Kay was silent, then said curtly, ‘Meet me tonight at the same place as last night.’

‘We didn’t actually meet last night, if you remember.’

‘Seven o’clock all right?’ Kay asked in a clipped voice.

‘Yes,’ I said humbly.

As I put the phone down it occurred to me that I was quite tired and I needed to do something that would wake me up and keep me awake if I was going to make it through to the evening.

‘I’m going to the pictures,’ I announced.

‘You going with, erm, you know?’ Gavin leered.

‘If you mean Simon, no, I’m not.’

‘Not what?’ asked Simon, coming through the clerks’ room to make himself some coffee.

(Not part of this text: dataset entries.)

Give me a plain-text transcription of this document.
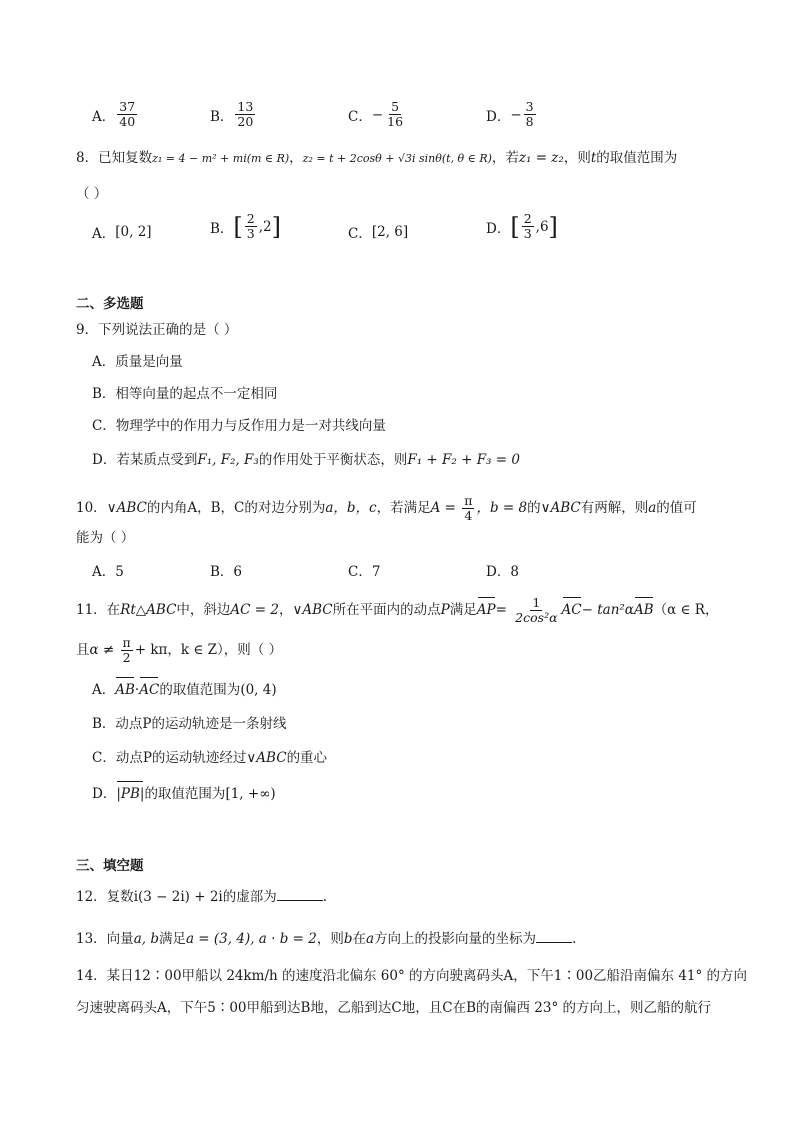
A． $\frac{37}{40}$	B． $\frac{13}{20}$	C． − $\frac{5}{16}$	D． − $\frac{3}{8}$
8．已知复数z₁ = 4 − m² + mi(m ∈ R)，z₂ = t + 2cosθ + √3i sinθ(t, θ ∈ R)，若z₁ = z₂，则t的取值范围为
（ ）
A． [0, 2]	B． [ $\frac{2}{3}$ , 2 ]	C． [2, 6]	D． [ $\frac{2}{3}$ , 6 ]
二、多选题
9．下列说法正确的是（ ）
A．质量是向量
B．相等向量的起点不一定相同
C．物理学中的作用力与反作用力是一对共线向量
D．若某质点受到F₁, F₂, F₃的作用处于平衡状态，则F₁ + F₂ + F₃ = 0
10．∨ABC的内角A，B，C的对边分别为a，b，c，若满足$A = \frac{\pi}{4}$ ，b = 8的∨ABC有两解，则a的值可
能为（ ）
A．5	B．6	C．7	D．8
11．在Rt△ABC中，斜边AC = 2，∨ABC所在平面内的动点P满足$AP= \frac{1}{\text{2cos²α}} AC- \tan^2\alpha AB(\alpha$ ∈ R，
且$\alpha \ne \frac{\pi}{2} + k\pi$，k ∈ Z），则（ ）
A．AB·AC的取值范围为(0, 4)
B．动点P的运动轨迹是一条射线
C．动点P的运动轨迹经过∨ABC的重心
D．|PB|的取值范围为[1, +∞)
三、填空题
12．复数i(3 − 2i) + 2i的虚部为	.
13．向量a, b满足a = (3, 4), a · b = 2，则b在a方向上的投影向量的坐标为	.
14．某日12∶00甲船以 24km/h 的速度沿北偏东 60° 的方向驶离码头A，下午1∶00乙船沿南偏东 41° 的方向
匀速驶离码头A，下午5∶00甲船到达B地，乙船到达C地，且C在B的南偏西 23° 的方向上，则乙船的航行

His blue and orange tie had something related to steak and chips on it.

‘Not going to the pictures with you.’

‘But why not? I love the cinema. Apollo 13, James Bond, Toy Story. Whatever. Toy Story 2.’ Simon was eager, like a bouncy puppy. ‘We could share a tub of popcorn, although you probably like salted, don’t you? We could have one each. Ice cream, coffee. What are we going to see?’

I looked at him. In court he was feared for his sharp wit and ruthless cross-examination. Around women he was as daft as a brush.

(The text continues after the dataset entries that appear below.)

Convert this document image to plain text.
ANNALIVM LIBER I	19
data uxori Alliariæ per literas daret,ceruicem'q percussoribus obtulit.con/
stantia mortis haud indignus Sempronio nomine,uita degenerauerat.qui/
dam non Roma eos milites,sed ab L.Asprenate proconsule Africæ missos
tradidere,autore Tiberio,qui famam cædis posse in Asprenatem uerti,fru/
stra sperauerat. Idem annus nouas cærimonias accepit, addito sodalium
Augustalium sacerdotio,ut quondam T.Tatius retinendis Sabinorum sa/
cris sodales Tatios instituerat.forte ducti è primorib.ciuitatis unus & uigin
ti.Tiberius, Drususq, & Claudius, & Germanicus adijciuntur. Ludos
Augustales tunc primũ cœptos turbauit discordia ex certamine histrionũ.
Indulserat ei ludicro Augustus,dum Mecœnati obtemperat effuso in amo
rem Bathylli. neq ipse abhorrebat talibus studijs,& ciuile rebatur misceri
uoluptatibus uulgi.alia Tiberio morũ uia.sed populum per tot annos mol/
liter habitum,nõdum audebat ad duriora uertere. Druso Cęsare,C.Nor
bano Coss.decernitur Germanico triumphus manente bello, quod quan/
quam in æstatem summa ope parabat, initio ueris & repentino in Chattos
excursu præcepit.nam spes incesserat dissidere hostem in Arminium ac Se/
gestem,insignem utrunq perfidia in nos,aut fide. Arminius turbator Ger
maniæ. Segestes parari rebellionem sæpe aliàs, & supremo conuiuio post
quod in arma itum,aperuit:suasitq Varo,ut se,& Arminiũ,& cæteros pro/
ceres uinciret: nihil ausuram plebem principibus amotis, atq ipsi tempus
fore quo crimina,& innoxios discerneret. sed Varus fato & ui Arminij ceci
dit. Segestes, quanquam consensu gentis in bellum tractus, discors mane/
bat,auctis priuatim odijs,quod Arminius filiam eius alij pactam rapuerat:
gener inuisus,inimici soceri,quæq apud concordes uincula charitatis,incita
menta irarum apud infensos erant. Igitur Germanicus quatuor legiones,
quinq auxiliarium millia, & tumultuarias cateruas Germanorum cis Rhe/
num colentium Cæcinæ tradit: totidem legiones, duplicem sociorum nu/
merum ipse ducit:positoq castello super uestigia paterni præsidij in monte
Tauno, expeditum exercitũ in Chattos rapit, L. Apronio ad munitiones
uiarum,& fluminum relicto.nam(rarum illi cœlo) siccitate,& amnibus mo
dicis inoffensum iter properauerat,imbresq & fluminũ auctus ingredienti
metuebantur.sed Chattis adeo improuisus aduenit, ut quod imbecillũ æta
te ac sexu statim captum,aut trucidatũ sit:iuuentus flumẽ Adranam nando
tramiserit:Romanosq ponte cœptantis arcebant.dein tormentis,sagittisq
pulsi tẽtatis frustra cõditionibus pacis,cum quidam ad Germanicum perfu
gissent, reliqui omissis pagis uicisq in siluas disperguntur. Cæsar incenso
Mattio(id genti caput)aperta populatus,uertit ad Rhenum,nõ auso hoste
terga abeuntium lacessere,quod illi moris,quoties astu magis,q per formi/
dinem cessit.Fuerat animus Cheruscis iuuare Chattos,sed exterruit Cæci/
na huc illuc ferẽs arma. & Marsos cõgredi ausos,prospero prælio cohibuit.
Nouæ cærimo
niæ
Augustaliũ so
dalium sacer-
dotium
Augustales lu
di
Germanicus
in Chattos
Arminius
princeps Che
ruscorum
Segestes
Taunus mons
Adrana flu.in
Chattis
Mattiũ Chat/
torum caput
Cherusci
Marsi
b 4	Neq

‘Something French and obscure.’

‘Oh, I’ll take a rain check then,’ he said.

‘Bye,’ said Gavin, shaking his head with disappointment.

I remembered my financial state, ‘Lend us twenty quid, Simon.’

‘Is that enough?’

‘It’ll do,’ I said, snatching the old spare mac hanging behind the door in the clerk’s room. I was on the landing outside chambers when I remembered my keys.

I went back into chambers. ‘Because the con’s been going on so long,’ Gavin said, ‘I’ll go in and get them.’ It was a strict rule that conferences must not be disturbed. When he came out he handed me the small bunch of keys. ‘The things you’ve got in your top drawer,’ he remarked. ‘It could have been very embarrassing for Marcus.’